Helicopter crash leads to wrongful death lawsuit
The family of a man killed during the filming of a new military reality show has filed a wrongful death lawsuit in California against the pilot of the helicopter, and the company that maintained it.
Darren Rydstrom died in an aviation accident in which a helicopter was being used to film a scene dropping a backpack to the ground. The NTSB investigated the accident and relied on the on-board video camera to help in sorting out exactly what happened at the time of the crash.
Any aviation accident involving either a helicopter or an airplane almost always involves questions about how the pilot operated the aircraft and also whether there were design defects or maintenance problems that contributed to the accident.
We have handled a number of aviation cases over the years, including the well-known disaster involving the crash of U.S. Air Flight 427 outside of Pittsburgh.

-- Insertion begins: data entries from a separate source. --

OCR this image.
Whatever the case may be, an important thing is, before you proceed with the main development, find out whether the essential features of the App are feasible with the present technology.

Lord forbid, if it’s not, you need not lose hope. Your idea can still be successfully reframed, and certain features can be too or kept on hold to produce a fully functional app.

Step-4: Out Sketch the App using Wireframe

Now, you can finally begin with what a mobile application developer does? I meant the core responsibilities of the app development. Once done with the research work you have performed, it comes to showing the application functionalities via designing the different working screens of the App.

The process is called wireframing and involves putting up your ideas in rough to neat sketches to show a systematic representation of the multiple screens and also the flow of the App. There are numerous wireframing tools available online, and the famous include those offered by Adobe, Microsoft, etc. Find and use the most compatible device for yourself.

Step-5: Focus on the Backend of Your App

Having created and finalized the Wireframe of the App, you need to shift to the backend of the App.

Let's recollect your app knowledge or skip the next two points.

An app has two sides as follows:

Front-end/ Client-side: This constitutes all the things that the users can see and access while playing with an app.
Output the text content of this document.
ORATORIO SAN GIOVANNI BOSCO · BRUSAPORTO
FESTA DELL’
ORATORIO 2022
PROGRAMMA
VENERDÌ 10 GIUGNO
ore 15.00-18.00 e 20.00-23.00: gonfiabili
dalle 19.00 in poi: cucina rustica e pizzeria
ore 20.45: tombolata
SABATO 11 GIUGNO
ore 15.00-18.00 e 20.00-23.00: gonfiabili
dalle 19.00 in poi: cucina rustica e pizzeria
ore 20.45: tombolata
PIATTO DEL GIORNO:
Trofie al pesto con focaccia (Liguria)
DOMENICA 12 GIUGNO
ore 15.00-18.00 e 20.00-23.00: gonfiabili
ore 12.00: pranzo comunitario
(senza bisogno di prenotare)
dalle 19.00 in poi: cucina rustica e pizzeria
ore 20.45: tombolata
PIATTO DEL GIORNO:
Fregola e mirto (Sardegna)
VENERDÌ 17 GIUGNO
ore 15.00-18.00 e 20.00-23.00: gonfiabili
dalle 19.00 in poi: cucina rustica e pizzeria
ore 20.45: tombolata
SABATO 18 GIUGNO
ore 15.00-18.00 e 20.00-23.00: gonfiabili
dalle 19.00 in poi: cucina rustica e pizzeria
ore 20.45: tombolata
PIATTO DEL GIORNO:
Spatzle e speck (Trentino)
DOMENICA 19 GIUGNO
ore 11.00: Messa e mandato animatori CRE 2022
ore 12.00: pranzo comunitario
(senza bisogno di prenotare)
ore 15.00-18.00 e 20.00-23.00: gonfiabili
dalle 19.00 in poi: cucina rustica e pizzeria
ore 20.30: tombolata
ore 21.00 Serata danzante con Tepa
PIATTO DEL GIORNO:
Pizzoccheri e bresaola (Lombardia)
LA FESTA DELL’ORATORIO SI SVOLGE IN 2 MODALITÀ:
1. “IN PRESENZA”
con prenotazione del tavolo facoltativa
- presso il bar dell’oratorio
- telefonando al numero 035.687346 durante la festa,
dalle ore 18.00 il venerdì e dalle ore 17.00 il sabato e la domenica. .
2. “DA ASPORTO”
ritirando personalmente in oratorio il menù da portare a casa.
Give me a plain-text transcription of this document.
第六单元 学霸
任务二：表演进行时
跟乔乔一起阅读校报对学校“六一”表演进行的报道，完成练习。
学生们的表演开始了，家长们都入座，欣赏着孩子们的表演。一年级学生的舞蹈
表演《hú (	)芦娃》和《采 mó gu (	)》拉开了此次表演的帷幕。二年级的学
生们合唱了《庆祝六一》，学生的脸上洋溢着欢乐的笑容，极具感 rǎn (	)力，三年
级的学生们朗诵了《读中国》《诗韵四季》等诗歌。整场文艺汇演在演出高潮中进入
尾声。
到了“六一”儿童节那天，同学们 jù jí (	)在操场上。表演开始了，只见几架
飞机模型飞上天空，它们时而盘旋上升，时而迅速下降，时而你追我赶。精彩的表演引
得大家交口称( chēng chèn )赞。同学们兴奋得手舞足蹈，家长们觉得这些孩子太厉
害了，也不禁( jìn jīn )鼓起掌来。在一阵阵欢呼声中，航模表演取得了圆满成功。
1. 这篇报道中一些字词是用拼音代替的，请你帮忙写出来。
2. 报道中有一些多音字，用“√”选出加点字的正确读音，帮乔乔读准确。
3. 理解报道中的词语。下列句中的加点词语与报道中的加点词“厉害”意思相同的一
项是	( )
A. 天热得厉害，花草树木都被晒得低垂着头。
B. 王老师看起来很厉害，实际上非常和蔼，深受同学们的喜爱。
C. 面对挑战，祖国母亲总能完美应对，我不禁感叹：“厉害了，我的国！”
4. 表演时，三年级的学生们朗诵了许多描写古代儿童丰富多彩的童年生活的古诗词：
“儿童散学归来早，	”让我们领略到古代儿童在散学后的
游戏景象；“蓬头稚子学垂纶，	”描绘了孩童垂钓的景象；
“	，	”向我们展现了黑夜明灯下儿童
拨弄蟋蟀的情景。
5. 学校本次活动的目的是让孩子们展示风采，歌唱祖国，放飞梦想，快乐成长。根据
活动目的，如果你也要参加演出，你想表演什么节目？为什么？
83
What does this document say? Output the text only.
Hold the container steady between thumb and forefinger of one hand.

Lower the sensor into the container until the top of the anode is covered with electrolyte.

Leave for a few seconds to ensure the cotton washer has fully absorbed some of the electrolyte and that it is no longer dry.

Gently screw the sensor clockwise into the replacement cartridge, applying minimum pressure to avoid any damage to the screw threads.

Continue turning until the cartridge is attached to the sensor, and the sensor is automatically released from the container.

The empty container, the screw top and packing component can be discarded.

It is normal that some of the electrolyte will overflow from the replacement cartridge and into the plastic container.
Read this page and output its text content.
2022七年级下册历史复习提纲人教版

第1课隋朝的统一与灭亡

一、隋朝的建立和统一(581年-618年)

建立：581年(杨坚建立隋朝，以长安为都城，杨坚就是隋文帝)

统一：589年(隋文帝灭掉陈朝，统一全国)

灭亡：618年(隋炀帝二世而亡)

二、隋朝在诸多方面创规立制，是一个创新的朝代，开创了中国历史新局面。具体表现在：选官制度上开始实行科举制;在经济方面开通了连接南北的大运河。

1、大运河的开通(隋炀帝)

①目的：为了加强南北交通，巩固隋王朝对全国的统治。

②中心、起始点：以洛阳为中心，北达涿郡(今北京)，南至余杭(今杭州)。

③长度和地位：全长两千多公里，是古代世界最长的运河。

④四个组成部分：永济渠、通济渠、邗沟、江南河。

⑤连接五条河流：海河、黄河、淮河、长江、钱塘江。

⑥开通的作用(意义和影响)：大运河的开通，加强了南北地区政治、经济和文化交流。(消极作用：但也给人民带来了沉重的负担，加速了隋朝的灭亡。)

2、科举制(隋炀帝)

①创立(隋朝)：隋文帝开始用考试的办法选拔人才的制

We have also handled other accidents involving small airplanes and helicopters.
The NTSB is usually called out to investigate any of these accidents, and they immediately start to gather important information including the on-board flight data recorder (i.e. “black box”) if the aircraft had one. Additionally, they will gather the pilot’s personal log book and all of the maintenance records on the aircraft. Also, they will look through prior aviation accidents or incidents to see whether this particular plane/helicopter has a history of accidents or failed parts that may provide clues as to what caused the present accident. The NTSB will also take a close look at the weather conditions to see if they played a role in the accident.
The lawsuit does not say whether the NTSB determined exactly what caused this reality TV accident, but regardless, the family bringing the lawsuit no doubt hired their own investigators to prove who was at fault for the crash.
In our experience, aviation litigation often boils down to a “battle of the experts,” i.e., each side hires their own aviation investigators who offer different versions of why the accident occurred, and in the end, it is up to the jury to determine who was at fault.